By Daniel Dunaief
Some day, a doctor may save your life, repairing a calcified heart valve that jeopardizes your health. But then, the doctor may owe his or her latest lifesaving procedure to the work of people like Danny Bluestein, a professor in biomedical engineering and the director of the Biofluids Laboratory at Stony Brook University, and an international team of colleagues.
The group is working on restoring blood flow from the heart to the body using approaches for patients for whom open heart surgery is not an option.
Recently, the National Institutes of Health awarded the research crew a five-year $3.8 million grant to work on a broad project to understand ways to improve transcatheter aortic valve replacements, or TAVR, while reducing or minimizing complications from the procedure.
The grant is “not just about developing a new device, which we’ve been developing already for several years, but it’s also developing it in such a way that it answers challenges with disease and what clinical problems current technology offers solutions for,” Bluestein said.
TAVR provides a prosthetic valve for high-risk surgery patients. Like stents, TAVR is inserted through an artery, typically near the groin, and is delivered to the heart, where it improves the efficiency of an organ compromised by calcification on a valve and on the aorta itself.
Patients who have been candidates for TAVR are usually over 70 and often struggle to walk, as their hearts are enlarged and lose flexibility.
TAVR surgeries are performed in as many as 40 percent of such operations in some parts of Europe and the United States. The numbers have been increasing in the last couple of years as the technology has improved in different iterations of TAVR.
These valves are not only helping high-risk patients, but they are also assisting moderate and lower risk candidates.
Doctors have used TAVR for off-label uses, such as for people who have congenital difficulties with their valves, and for people who have already had open heart surgeries whose replacement valves are failing and who may be at risk for a second major heart operation.
Recovery from TAVR is far easier and less complicated than it is for cardiac surgery, typically requiring fewer days in the hospital.
Indeed, numerous researchers and cardiologists anticipate that this percentage could climb in the next several years, particularly if the risks continue to decline.
The team involved in this research effort is working with a polymer, hoping to reduce complications with TAVR and develop a way to tailor the valve for specific patients.
“If you’re a polymer person like me, you know we can make this work,” said Marvin Slepian, the director of the Arizona Center for Accelerated BioMedical Innovation at the University of Arizona. Slepian is pleased to continue a long collaboration with Bluestein, whose expertise in fluids creates a “unique approach to making something happen.”
The tandem is working with Rami Haj-Ali, the Nathan Cummings Chair in Mechanics in the Faculty of Engineering at Tel-Aviv University in Ramat Aviv, Israel. “To enable this technology, we need to better understand the current” conditions, said Haj-Ali, who uses computer methods to study the calcium deposited on the valve to understand the stages of the disease.
The valve Bluestein is proposing includes “new designs, new simulations, and new materials” that can create “less reactions with patients and overcome” problems TAVR patients sometimes face, Haj-Ali explained.
One of the significant challenges with TAVR is that it typically only lasts about five to six years.
“The idea of the NIH and this project is to extend the built-in efficiency of such a procedure,” Bluestein said. “TAVR is moving very fast to extend its functionality and durability.”
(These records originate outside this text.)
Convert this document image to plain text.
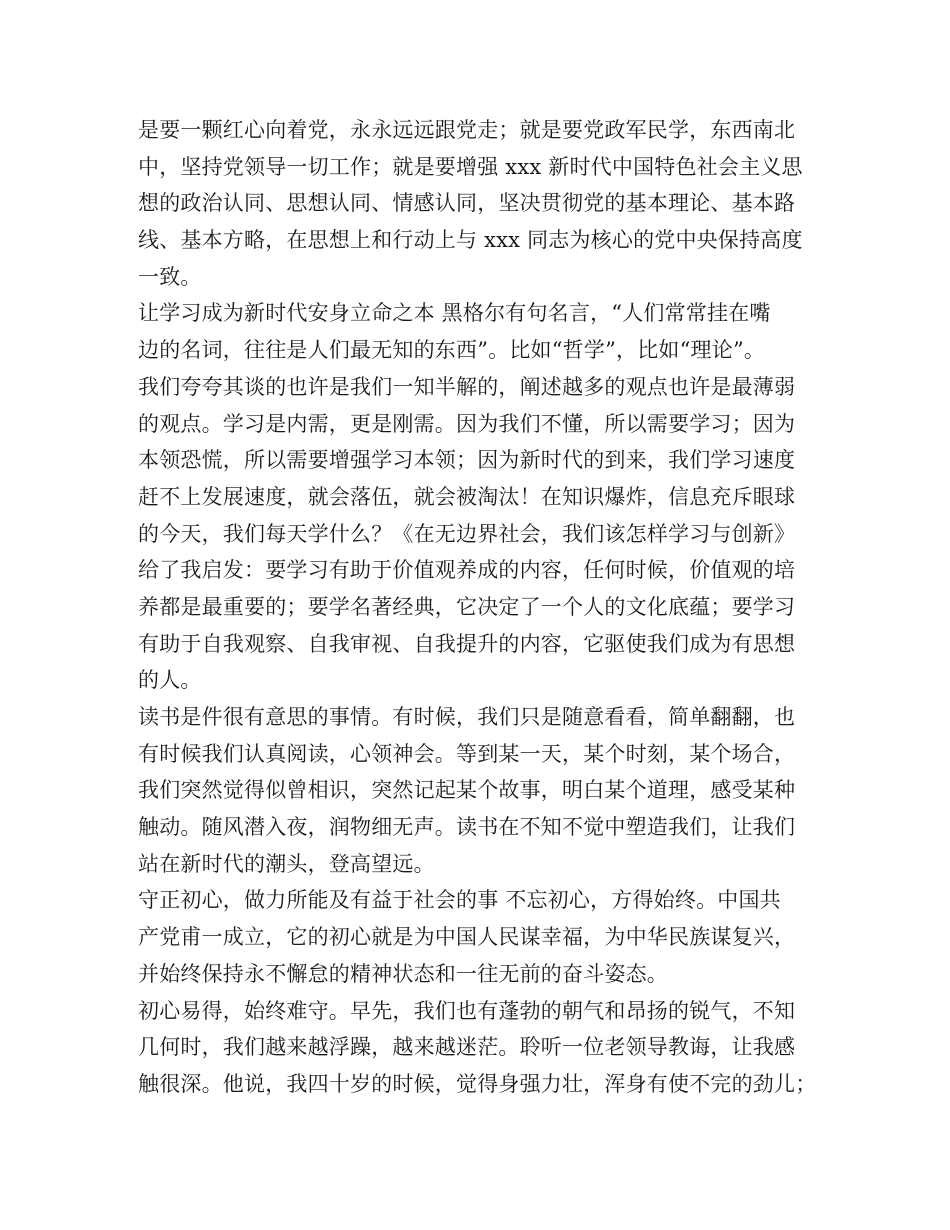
是要一颗红心向着党，永永远远跟党走；就是要党政军民学，东西南北
中，坚持党领导一切工作；就是要增强 xxx 新时代中国特色社会主义思
想的政治认同、思想认同、情感认同，坚决贯彻党的基本理论、基本路
线、基本方略，在思想上和行动上与 xxx 同志为核心的党中央保持高度
一致。
让学习成为新时代安身立命之本 黑格尔有句名言，“人们常常挂在嘴
边的名词，往往是人们最无知的东西”。比如“哲学”，比如“理论”。
我们夸夸其谈的也许是我们一知半解的，阐述越多的观点也许是最薄弱
的观点。学习是内需，更是刚需。因为我们不懂，所以需要学习；因为
本领恐慌，所以需要增强学习本领；因为新时代的到来，我们学习速度
赶不上发展速度，就会落伍，就会被淘汰！在知识爆炸，信息充斥眼球
的今天，我们每天学什么？《在无边界社会，我们该怎样学习与创新》
给了我启发：要学习有助于价值观养成的内容，任何时候，价值观的培
养都是最重要的；要学名著经典，它决定了一个人的文化底蕴；要学习
有助于自我观察、自我审视、自我提升的内容，它驱使我们成为有思想
的人。
读书是件很有意思的事情。有时候，我们只是随意看看，简单翻翻，也
有时候我们认真阅读，心领神会。等到某一天，某个时刻，某个场合，
我们突然觉得似曾相识，突然记起某个故事，明白某个道理，感受某种
触动。随风潜入夜，润物细无声。读书在不知不觉中塑造我们，让我们
站在新时代的潮头，登高望远。
守正初心，做力所能及有益于社会的事 不忘初心，方得始终。中国共
产党甫一成立，它的初心就是为中国人民谋幸福，为中华民族谋复兴，
并始终保持永不懈怠的精神状态和一往无前的奋斗姿态。
初心易得，始终难守。早先，我们也有蓬勃的朝气和昂扬的锐气，不知
几何时，我们越来越浮躁，越来越迷茫。聆听一位老领导教诲，让我感
触很深。他说，我四十岁的时候，觉得身强力壮，浑身有使不完的劲儿；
When the valve is inserted into the body, it is folded to allow it to fit through the circulatory system. This folding, however, can damage the valve, making it fail faster than in the surgical procedure.
As a part of this research, Bluestein and his team will explore ways to change the geometry of the TAVR according to the needs of the patient, which will enhance its functionality for longer. Bluestein and others will test these changing shapes through models constructed on high-performance computers, which can test the effect of blood flowing through shapes with specific physical passageways.
“Eventually, the future would involve custom designed valves, which would be optimal for the specific patient and will extend the lifespan of such a device,” Bluestein said.
A current off-label use of the TAVR valve involves assisting people born with an aortic valve that has two leaflets. Most aortic valves have a third leaflet. People with bicuspid aortic valves develop symptoms similar to those with calcification.
Going forward, Bluestein and his team plan to design valves that are specific for these patients.
A small percentage of patients with TAVR also require pacemakers. The device can interact with the electrophysiology of the heart and impair its rhythm because it creates pressure on the tissue. It is likely pushing against special nodes that generate the heart rhythm.
These studies include exploring the mechanical stress threshold that requires implantation of a pacemaker. By moving the device to a slightly different location, it may not interfere with the heart rhythm.
A resident of Melville and Manhattan, Bluestein is married to Rita Goldstein, who is a professor of psychiatry and neuroscience at the Icahn School of Medicine at Mount Sinai.
Bluestein was raised in Israel, where he did his doctoral work. He became intrigued by the study of the flow of blood around and through the heart because he was interested in blood as a living tissue.
As for the ongoing work, Haj-Ali is optimistic about the group’s prospects. The scientists that are a part of this effort “bring something to the table that, in combination, doesn’t exist” elsewhere, he said.